Jakarta -
Ketua DPR RI Puan Maharani menyampaikan keprihatinan atas gempa bumi berkekuatan M 7,6 yang mengguncang Sulawesi Utara. Puan meminta pemerintah sigap memastikan keselamatan warga.
"Keprihatinan dan dukacita mendalam kami sampaikan atas bencana gempa bumi di Sulawesi Utara dan sekitarnya yang menyebabkan jatuhnya korban jiwa," kata Puan dalam keterangannya, Kamis (2/4/2026).
"Semua instansi harus sigap memastikan keselamatan warga. Tim SAR juga harus terus menyisir wilayah-wilayah terdampak, apalagi sempat terjadi tsunami di beberapa titik akibat gempa," sambungnya.
SCROLL TO CONTINUE WITH CONTENT
Puan juga meminta pemerintah daerah di wilayah terdampak untuk bergerak cepat. Selain itu, dia mengimbau agar masyarakat tetap waspada.
"Kita harap Pemerintah Daerah di wilayah terdampak bergerak cepat, baik menyiapkan titik-titik evakuasi atau pengungsian dan menyalurkan bantuan untuk warga. Khususnya bagi warga dari kelompok rentan," ungkap Puan.

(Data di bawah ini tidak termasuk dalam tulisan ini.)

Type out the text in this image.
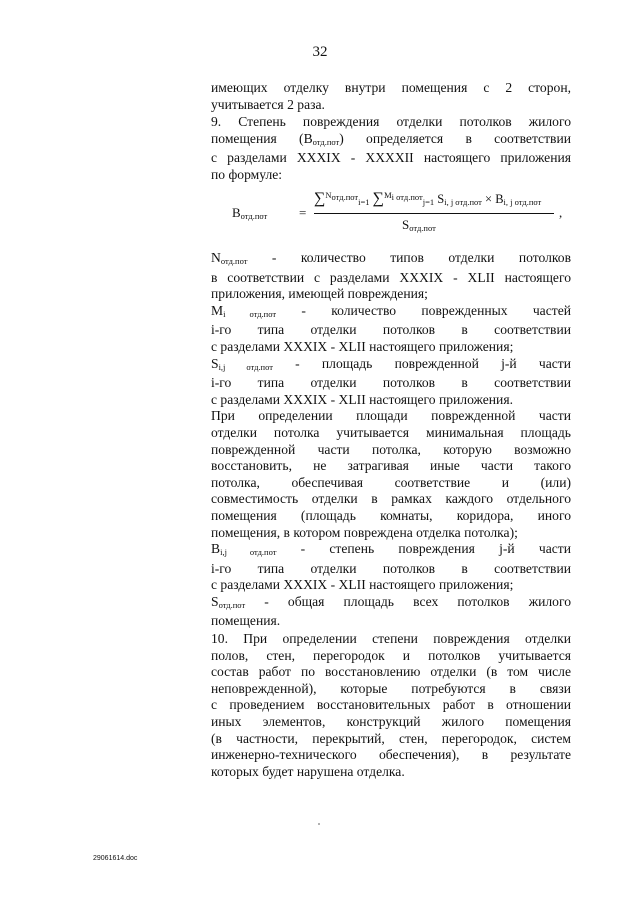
32
имеющих отделку внутри помещения с 2 сторон,
учитывается 2 раза.
9. Степень повреждения отделки потолков жилого
помещения $(В_{отд.пот})$ определяется в соответствии
с разделами XXXIX - XXXXII настоящего приложения
по формуле:
$В_{отд.пот}$ =
∑$^{N_{отд.пот}}_{i=1}$ ∑$^{M_{i отд.пот}}_{j=1}$ $S_{i, j отд.пот} \times B_{i, j отд.пот}$
$S_{отд.пот}$
,
$N_{отд.пот}$ - количество типов отделки потолков
в соответствии с разделами XXXIX - XLII настоящего
приложения, имеющей повреждения;
$M_{i отд.пот}$ - количество поврежденных частей
i-го типа отделки потолков в соответствии
с разделами XXXIX - XLII настоящего приложения;
$S_{i,j отд.пот}$ - площадь поврежденной j-й части
i-го типа отделки потолков в соответствии
с разделами XXXIX - XLII настоящего приложения.
При определении площади поврежденной части
отделки потолка учитывается минимальная площадь
поврежденной части потолка, которую возможно
восстановить, не затрагивая иные части такого
потолка, обеспечивая соответствие и (или)
совместимость отделки в рамках каждого отдельного
помещения (площадь комнаты, коридора, иного
помещения, в котором повреждена отделка потолка);
$B_{i,j отд.пот}$ - степень повреждения j-й части
i-го типа отделки потолков в соответствии
с разделами XXXIX - XLII настоящего приложения;
$S_{отд.пот}$ - общая площадь всех потолков жилого
помещения.
10. При определении степени повреждения отделки
полов, стен, перегородок и потолков учитывается
состав работ по восстановлению отделки (в том числе
неповрежденной), которые потребуются в связи
с проведением восстановительных работ в отношении
иных элементов, конструкций жилого помещения
(в частности, перекрытий, стен, перегородок, систем
инженерно-технического обеспечения), в результате
которых будет нарушена отделка.
29061614.doc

Puan juga mengimbau masyarakat di Sulut, Malut, Gorontalo dan sekitarnya tidak panik. Puan mengimbau masyarakat tak mudah percaya informasi hoax.
"Tingkatkan kewaspadaan dan jangan terpengaruh oleh berita-berita yang tidak akurat. Pastikan memantau informasi dari sumber-sumber terpercaya, khususnya Pemerintah," ujarnya.
"Apabila membutuhkan pertolongan, segera meminta bantuan dari pihak-pihak yang bertanggung jawab serta memiliki kewenangan. Dan sebaiknya masyarakat untuk sementara tidak mendekati titik-titik pesisir," imbuh Puan.
Gempa M 7,6 Picu Tsunami
Sebelumnya diberitakan, gempa M 7,6 terjadi pada pukul 05.48 WIB pada koordinat 1,25 derajat LU dan 126,27 derajat BT, atau tepatnya berlokasi di laut pada jarak 129 km arah tenggara Bitung pada kedalaman 33 km.
Gempa bumi ini berdampak sedikitnya di tiga provinsi, mulai dari Maluku Utara (Malut), Sulawesi Utara (Sulut), dan Gorontalo. Gempa dirasakan kuat dengan intensitas V-VI MMI di Kota Ternate yang artinya getaran dirasakan semua penduduk sehingga menyebabkan terkejut dan lari keluar, plester dinding jatuh dan cerobong asap pada pabrik rusak, serta kerusakan ringan.
Penduduk Manado turut merasakan getaran dengan intensitas IV-V MMI yang artinya getaran dirasakan hampir semua penduduk, orang banyak terbangun). Getaran di Gorontalo Bone Bolango, Gorontalo Utara dirasakan nyata dalam rumah, seakan ada truk berlalu dengan intensitas III MMI.